Le sentiment de reconnaissance constitue le pont entre le travail et les conditions de travail. Il est le moyen de réconcilier, ou de constater l’improbable réconciliation, entre le rapport subjectif au travail et les conditions objectives dans lesquelles il se déroule. Le jeu entre travail et conditions de travail s’articule autour de ce sentiment. Trois formes de reconnaissance existent. Elles s’articulent de manière aléatoire puisqu’il est plus que probable que dans l’expérience des acteurs elles ne soient que très rarement présentes conjointement et parce que leur combinaison est instable dans le temps. Comme le rappelle A. Honneth, la reconnaissance n’est jamais définitive. Elle n’est ni trouvée, ni octroyée, mais conquise, elle fait l’objet d’une lutte89. La première forme correspond à la reconnaissance pour soi ; la deuxième engage le collectif de travail, c’est la reconnaissance des collègues, du groupe de pairs ; la troisième correspond à une reconnaissance plus formelle et institutionnelle, c’est celle qui est donnée par l’organisation du travail à travers l’évaluation hiérarchique90.

3.1. Le reconnaissance pour soi


La reconnaissance pour soi renvoie directement au rapport immédiat et personnel au travail.
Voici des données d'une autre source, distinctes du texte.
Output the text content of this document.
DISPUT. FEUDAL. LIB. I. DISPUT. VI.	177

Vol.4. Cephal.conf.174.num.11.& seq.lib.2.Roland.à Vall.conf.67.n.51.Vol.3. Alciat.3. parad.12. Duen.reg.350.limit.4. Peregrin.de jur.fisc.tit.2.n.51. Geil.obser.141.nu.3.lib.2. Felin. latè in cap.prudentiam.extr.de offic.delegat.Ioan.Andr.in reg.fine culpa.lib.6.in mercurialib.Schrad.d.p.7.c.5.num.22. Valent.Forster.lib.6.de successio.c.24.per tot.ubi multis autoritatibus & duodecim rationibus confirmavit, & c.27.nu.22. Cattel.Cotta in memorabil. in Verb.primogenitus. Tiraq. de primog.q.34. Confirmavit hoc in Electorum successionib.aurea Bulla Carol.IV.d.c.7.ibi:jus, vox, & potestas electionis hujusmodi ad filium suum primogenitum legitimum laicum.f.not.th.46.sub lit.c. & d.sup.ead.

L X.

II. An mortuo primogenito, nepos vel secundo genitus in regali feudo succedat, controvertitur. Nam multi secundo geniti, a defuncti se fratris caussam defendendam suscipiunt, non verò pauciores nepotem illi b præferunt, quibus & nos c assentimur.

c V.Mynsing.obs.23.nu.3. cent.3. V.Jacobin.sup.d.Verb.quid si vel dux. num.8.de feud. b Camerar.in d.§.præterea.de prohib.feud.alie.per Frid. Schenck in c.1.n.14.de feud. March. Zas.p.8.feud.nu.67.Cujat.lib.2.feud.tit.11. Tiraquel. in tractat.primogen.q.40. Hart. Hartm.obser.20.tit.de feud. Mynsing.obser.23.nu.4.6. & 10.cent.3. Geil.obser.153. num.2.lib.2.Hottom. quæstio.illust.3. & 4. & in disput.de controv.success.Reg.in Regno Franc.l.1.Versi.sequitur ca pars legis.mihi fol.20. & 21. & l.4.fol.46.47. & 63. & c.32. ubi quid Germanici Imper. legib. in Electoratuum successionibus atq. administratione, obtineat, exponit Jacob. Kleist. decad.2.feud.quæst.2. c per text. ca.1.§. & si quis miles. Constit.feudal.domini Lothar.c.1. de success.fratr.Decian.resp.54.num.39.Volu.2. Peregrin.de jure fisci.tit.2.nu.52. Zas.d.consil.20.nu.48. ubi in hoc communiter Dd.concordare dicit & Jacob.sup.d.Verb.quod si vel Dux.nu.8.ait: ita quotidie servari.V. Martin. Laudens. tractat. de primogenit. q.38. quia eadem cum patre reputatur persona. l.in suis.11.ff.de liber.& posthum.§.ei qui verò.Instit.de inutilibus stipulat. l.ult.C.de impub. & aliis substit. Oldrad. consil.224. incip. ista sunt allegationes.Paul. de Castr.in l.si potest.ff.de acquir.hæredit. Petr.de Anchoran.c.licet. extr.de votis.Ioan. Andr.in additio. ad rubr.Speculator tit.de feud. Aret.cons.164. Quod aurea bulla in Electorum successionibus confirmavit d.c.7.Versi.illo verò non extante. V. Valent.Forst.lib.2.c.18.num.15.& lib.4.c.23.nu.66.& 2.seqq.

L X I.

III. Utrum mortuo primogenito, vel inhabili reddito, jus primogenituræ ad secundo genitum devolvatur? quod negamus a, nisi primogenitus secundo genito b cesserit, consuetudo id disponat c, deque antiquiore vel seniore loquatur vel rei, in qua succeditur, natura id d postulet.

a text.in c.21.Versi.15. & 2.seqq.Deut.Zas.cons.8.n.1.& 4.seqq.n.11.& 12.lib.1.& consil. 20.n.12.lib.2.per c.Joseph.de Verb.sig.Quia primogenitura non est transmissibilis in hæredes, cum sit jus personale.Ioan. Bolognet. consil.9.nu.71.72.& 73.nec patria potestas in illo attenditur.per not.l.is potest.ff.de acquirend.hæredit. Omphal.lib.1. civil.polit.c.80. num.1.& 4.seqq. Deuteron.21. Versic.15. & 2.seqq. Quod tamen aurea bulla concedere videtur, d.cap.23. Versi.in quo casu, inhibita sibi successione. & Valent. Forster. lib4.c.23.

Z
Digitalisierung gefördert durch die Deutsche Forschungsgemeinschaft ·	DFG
Il s’agit de l’appréciation subjective du travail à accomplir. Cette première forme de reconnaissance concerne le jugement porté par les salariés sur leur travail, leur activité et sur ce qu’ils ont à faire et fait. Le travail n’est évidemment pas toujours source de satisfaction, le plaisir n’est pas systématiquement au rendez-vous. A l’inverse, il n’est pas uniquement source de déplaisir. D’autant plus qu’on peut dissocier au moins deux moments : l’acte de travail et le regard sur le travail. L’acte de travail englobe le moment de travail, l’engagement physique et intellectuel du salarié. Le regard sur le travail concerne bien plus souvent le travail effectué. La reconnaissance pour soi s’éprouve donc de deux manières au moins. Dans l’acte de travail, elle renvoie à ce que le salarié mobilise pour réaliser son activité : son savoir, les ruses, les trucs et autres tours de main ou d’esprit. C’est là que se manifeste sa dextérité et sa virtuosité, sa capacité à dépasser les contraintes et les normes, à résoudre des problèmes ou plus simplement à faire en temps et en heure ce qu’il y a à faire. La reconnaissance pour soi ne s’éprouve pas uniquement par l’écart entre le travail réel et le travail prescrit, elle tient plus simplement au regard que portent les acteurs sur ce qu’ils ont à faire et sur les moyens qu’ils mobilisent pour le faire. Une fois le travail effectué, la reconnaissance pour soi renvoie assez largement à l’idée du devoir accompli, au respect d’un engagement contractuel et moral. Elle s’alimente de cette notion un peu désuète du travail bien fait et du beau travail, qui relève de la logique de l’honneur91. Ces notions sont en réalité encore très présentes quand bien même l’objet semble de plus en plus virtuel. Plusieurs combinaisons sont ainsi envisageables. Par exemple, l’acte en tant que tel n’est pas nécessairement intéressant, pourtant une fois terminé, le salarié éprouve une certaine satisfaction, soit tout simplement parce qu’il a fini, soit parce que le résultat lui convient et/ou répond aux objectifs. A l’inverse, le travail est intéressant, il a mobilisé des savoirs nouveaux, d’autres manières de faire, pourtant le résultat est peu satisfaisant ou incomplet… Bref, la valeur du travail est subjective et à ce titre n’appartient qu’à celui qui porte un jugement.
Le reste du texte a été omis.